Schonung des Gegenübers
Manieren moderieren den Umgang der Menschen untereinander. Sie sind Vorkehrungen der Zuvorkommenheit, die der Präsenz eines tatsächlichen oder gedachten Gegenübers Rechnung tragen. Die Diskretion, das Gegenüber zu schonen, ist ihr vornehmstes Ziel.
Zumutung und Entlastung
Es gibt nicht wenige Menschen, die in Regeln nur Zumutung sehen, ein Ärgernis, einen Zwang oder gar Grund zur Empörung. Typischerweise entsteht dieser Eindruck bei Jugendlichen, weil ihnen alle Üblichkeiten, alle Ordnung, von denen sie umgeben sind, als eine Zumutung erscheinen.
Aber Regeln versprechen auch einen seelischen Komfort: Man muss nicht ständig darüber nachdenken, was als Nächstes zu tun ist.
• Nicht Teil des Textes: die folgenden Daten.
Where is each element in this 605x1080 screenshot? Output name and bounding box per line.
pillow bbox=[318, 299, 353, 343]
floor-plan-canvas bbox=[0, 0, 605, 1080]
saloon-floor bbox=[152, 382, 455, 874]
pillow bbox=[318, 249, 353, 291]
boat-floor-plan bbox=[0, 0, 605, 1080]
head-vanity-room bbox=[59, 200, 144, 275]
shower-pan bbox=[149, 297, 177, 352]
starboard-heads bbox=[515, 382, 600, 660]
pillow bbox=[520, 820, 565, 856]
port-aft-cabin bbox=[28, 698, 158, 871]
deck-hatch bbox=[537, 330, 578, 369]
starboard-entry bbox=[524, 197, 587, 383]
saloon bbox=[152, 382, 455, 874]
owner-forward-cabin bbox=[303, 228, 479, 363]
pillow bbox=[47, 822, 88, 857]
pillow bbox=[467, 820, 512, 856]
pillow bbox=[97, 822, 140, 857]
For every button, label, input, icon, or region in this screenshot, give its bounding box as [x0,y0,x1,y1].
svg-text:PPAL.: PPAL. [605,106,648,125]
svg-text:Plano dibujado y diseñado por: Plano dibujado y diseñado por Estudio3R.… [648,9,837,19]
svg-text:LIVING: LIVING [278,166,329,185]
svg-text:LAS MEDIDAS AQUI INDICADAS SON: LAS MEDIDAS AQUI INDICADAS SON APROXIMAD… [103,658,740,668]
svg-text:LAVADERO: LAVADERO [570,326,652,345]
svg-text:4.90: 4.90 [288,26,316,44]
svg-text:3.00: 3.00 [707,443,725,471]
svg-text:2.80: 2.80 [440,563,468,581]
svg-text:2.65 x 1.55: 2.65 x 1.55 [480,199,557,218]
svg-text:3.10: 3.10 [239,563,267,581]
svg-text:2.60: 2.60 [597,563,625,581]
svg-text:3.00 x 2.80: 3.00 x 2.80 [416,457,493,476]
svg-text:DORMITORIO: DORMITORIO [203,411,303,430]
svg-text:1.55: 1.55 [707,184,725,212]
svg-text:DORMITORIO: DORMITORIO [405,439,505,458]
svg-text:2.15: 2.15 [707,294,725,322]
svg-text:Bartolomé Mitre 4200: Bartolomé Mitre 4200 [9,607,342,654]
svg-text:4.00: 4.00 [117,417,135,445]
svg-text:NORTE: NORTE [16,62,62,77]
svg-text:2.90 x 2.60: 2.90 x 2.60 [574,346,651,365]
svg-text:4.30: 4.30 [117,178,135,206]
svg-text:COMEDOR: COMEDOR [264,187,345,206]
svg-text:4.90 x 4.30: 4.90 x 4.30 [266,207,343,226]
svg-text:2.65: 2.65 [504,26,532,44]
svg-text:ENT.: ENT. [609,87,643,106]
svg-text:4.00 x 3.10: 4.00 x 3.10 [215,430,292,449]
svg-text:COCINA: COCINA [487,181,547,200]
Das ist die andere Seite der Medaille.
Oder einfacher ausgedrückt: "Jeder gibt dem anderen so viel Spielraum, als er selbst beansprucht." (Helmuth Plessner)
Bedrohung durch Autonomie
Manieren unterliegen einem Bedeutungswandel, und zwar durch neue Herausforderungen an die Selbstdarstellung durch die Person. Das Insistieren auf die Autonomie der eigenen Person schränkt den Respekt vor der Kunstform menschlicher Begegnung ein, ja, kann Menschen dazu verleiten, den direkten Weg zu wählen – und rücksichtslos zu handeln.
Fazit
Manieren helfen, alltägliche Begegnungen in Beruf, Arbeit, Freundschaft und Nachbarschaft zu gestalten. Dem Gegenüber wird Raum gewährt, man selbst genießt den Abstand von der Unmittelbarkeit und den Schutz der Diskretion.
Manieren, die oft belächelten Überbleibsel aus vergangenen Zeiten, passen sehr wohl in die Gegenwart. Sie stehen den Menschen gut an als Kostüme der Demut.